Finn's Take· TL;DRAmerica stands at the precipice of a financial crisis that could fundamentally alter the nation's economic future. The average interest rate on all federal debt will exceed nominal economic growth later in the decade, which could represent the start of a debt spiral , according to the Committee for a Responsible Federal Budget.
The mathematics are stark and unforgiving. The average interest rate the Treasury Department currently pays is 3.316% , while nominal GDP growth is cooling from 4.1% in 2025 to 3.9% in 2026 and 3.8% in 2027 . When borrowing costs exceed economic growth, debt begins to compound faster than the nation's ability to pay it back.
This crossover moment marks what economists call a debt spiral - a vicious cycle where higher debt can lead to higher interest rates and can expand interest costs, which can lead to even higher debt . Once this process begins, it becomes increasingly difficult to escape without dramatic policy changes.
The scale of America's fiscal challenge is breathtaking. Federal budget deficits will rise from an estimated $1.9 trillion in fiscal year 2026 to $3.1 trillion in 2036 . The gross federal debt will surge from $39.4 trillion at the end of fiscal year 2026 to $63 trillion in 2036 .
U.S. debt held by the public is estimated to rise to 108% of GDP in 2030, which would surpass the record of 106% set in 1946 as the U.S. was in the process of demobilization after the end of World War II . Unlike the post-war period, when debt declined rapidly due to economic growth and reduced military spending, current projections show no such relief.
Interest payments alone will consume an ever-growing share of federal resources. Net interest costs are expected to surge from a little over $1 trillion in fiscal year 2026, representing 3.3% of GDP, to more than $2.1 trillion in 2036, when it would amount to 4.6% of GDP . This means nearly one in five federal dollars will go solely to servicing existing debt.
The situation could deteriorate even faster due to legal uncertainties surrounding Trump administration policies.

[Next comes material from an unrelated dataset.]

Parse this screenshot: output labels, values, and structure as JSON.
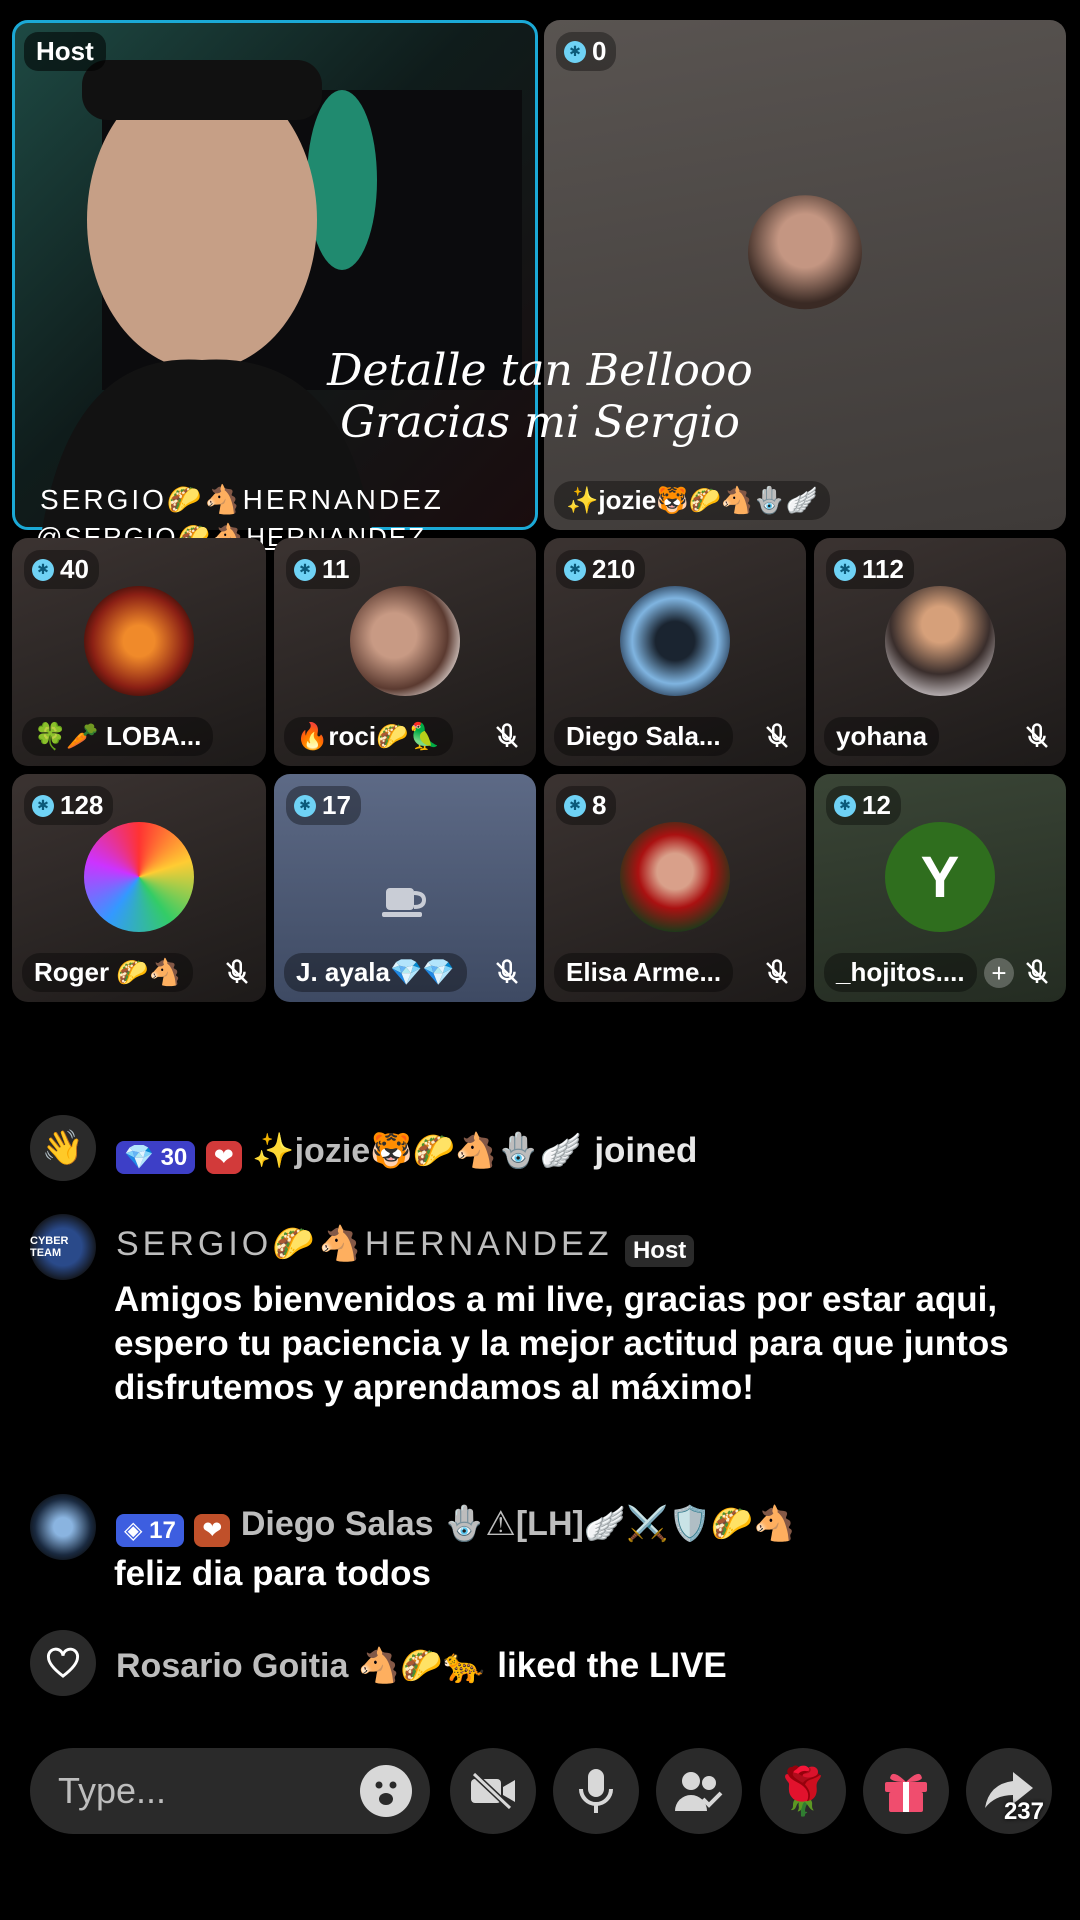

Booming revenue from Trump's tariffs have helped mitigate deficits, but they are on shaky legal ground . A decision from the high court on Trump's ability to impose his global tariffs under the International Emergency Economic Powers Act (IEEPA) could come later this month .
If the Supreme Court rules against the tariffs, deficits could reach $3.8 trillion in 2036 as opposed to $3.1 trillion, and debt could grow to 131% of GDP by 2036 as opposed to 120% . In the immediate aftermath of a court loss, tariff revenue would fall sharply, and the administration would also face claims to reimburse companies that paid the duties, forcing the Treasury to issue more debt than it planned .
The consequences of inaction extend far beyond government accounting. A growing debt burden could slow economic growth and reduce private investment, while hiking interest costs from servicing the debt . Markets are rarely predictable, and investor confidence can shift quickly. A panic could move the value of assets rapidly, threatening an interest-debt spiral and financial crisis .
Yet the window for gradual solutions may still be open. The U.S. economy could outperform CBO's growth forecasts and improve the debt outlook, especially if AI unlocks more productivity . However, this requires immediate action to prevent the debt spiral from becoming inevitable.
The choice facing policymakers is clear: implement difficult but manageable reforms now, or risk facing far more painful adjustments later when options become limited and markets lose confidence. The debt spiral hasn't begun yet, but the countdown has started.